Is this supposed to be a pro or a con?

This is very hard on people who are already employed. Who wants to work 2 jobs simultaneously? The pay of a short-term contract is basically nothing compared to the pay of a full-time permanent job.

Suppose I apply to 20 places, and they all want me to do this? It doesn't scale at all.



They pay very generously for your time and have a long deadline. I’d much prefer doing that than going to 20 one day interviews with nothing to show for it at the end of the day.


> Suppose I apply to 20 places, and they all want me to do this? It doesn't scale at all.

Neither does a 1 day on-site interview process. Give me the home assignment any day. At least that’s likely to be some kind of fun.


> Neither does a 1 day on-site interview process.

That seems to be jumping the gun. You don't normally get an onsite immediately, you usually have to go through much shorter screens, the first of which may only be an hour max. So you don't necessarily waste a lot of time on any one company unless you go deep into the process, and you're probably going to be screened out early by lot of them. The take home assignments are generally supposed to be replacements for technical screens, but they invariably take a much longer amount of time.

There's also an investment differential. Every hour that a candidate has to spend in an interview is also an hour the employer has to spend in the interview. Whereas an employer can send you off with a take home project for an indefinite number of hours while they sit back and do nothing. Are they going to spend the same amount of time reviewing the project as the candidate did writing it? Extremely doubtful.

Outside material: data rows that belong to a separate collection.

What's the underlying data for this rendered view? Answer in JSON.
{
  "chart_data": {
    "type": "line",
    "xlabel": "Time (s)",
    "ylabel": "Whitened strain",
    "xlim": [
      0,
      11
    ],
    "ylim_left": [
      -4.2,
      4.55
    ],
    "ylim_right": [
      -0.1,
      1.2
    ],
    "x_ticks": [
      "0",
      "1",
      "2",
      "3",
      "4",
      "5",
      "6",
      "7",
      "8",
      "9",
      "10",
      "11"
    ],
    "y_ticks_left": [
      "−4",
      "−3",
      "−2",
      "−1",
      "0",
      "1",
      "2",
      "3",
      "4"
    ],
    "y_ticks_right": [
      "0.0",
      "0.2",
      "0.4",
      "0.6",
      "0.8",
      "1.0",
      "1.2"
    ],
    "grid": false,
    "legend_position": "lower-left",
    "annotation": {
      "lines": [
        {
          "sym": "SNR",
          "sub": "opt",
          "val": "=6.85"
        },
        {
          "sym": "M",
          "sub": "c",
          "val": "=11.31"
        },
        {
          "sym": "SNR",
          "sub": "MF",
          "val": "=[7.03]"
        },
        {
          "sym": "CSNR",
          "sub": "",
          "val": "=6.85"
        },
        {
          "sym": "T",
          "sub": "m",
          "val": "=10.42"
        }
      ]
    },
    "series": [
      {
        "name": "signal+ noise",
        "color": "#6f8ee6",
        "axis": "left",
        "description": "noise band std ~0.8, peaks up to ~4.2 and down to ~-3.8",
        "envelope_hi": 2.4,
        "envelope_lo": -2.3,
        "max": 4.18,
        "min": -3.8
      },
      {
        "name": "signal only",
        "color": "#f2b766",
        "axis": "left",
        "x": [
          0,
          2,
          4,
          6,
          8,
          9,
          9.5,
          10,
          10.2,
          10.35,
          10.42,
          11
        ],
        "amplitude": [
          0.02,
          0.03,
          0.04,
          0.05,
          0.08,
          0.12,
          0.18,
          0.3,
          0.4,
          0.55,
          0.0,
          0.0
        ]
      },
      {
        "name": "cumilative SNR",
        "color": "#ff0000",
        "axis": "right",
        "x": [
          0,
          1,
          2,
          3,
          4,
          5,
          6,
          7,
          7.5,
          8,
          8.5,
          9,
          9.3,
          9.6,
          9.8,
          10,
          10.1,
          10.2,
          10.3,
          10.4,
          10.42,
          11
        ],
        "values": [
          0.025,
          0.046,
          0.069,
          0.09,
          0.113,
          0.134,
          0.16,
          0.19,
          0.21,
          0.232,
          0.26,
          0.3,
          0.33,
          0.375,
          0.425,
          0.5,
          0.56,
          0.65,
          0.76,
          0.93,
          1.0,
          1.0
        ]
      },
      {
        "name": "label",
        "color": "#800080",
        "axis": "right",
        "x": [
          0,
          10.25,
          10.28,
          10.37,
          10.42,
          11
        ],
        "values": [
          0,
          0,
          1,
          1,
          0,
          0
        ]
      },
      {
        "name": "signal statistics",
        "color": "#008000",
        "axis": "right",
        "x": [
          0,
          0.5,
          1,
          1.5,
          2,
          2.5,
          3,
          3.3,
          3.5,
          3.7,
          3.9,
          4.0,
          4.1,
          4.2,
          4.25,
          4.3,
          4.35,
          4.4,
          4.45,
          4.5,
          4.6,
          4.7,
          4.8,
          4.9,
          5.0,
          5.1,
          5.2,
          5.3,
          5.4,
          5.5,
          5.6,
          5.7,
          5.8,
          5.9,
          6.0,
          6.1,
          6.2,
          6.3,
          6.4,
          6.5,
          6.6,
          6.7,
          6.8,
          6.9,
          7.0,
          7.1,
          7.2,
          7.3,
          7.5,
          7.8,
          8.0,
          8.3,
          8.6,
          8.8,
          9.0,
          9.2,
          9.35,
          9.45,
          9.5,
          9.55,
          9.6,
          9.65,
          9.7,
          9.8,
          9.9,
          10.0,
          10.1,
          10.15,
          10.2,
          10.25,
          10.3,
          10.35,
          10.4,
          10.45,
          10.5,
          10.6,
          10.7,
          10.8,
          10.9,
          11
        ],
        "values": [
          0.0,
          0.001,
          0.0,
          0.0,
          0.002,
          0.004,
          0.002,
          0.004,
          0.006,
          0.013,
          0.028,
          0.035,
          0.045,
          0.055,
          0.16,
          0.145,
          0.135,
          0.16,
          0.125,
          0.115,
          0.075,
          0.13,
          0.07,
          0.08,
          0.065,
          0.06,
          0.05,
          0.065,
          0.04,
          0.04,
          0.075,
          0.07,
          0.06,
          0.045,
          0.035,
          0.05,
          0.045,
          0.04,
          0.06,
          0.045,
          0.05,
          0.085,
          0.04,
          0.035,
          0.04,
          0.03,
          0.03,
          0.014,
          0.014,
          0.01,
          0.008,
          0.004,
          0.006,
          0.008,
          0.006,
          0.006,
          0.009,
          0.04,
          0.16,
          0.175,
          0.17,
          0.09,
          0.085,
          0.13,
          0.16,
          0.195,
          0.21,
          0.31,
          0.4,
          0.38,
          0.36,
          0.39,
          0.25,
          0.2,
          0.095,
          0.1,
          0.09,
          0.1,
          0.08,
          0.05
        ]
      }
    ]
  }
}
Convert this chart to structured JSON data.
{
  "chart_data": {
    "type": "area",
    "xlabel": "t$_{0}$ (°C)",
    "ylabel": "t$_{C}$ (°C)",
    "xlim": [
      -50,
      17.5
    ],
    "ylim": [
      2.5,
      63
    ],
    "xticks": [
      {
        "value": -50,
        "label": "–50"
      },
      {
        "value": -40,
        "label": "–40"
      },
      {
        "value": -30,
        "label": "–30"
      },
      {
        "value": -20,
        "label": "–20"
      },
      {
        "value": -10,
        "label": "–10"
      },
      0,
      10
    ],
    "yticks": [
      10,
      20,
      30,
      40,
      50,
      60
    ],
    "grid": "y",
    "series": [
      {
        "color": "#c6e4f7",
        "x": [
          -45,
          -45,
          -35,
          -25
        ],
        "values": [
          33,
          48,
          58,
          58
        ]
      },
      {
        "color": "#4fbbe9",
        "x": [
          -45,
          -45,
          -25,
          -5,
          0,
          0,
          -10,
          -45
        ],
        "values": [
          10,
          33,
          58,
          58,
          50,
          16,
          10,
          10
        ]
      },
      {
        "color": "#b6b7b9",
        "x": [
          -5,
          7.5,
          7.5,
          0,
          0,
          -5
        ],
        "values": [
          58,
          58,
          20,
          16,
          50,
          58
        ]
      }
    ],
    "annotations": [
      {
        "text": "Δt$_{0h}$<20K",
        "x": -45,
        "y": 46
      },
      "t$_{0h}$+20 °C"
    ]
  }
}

> That seems to be jumping the gun. You don't normally get an onsite immediately.

True, but in my experience I always get far enough to waste hours upon hours interviewing only to be rejected in the final round.

I’ve yet to encounter the take-home assignment where I get rejected (so far it’s a 100% success rate).


Many companies have similar project based interviews without pay. This is typically not part of the application process, but rather the last step in the interview process.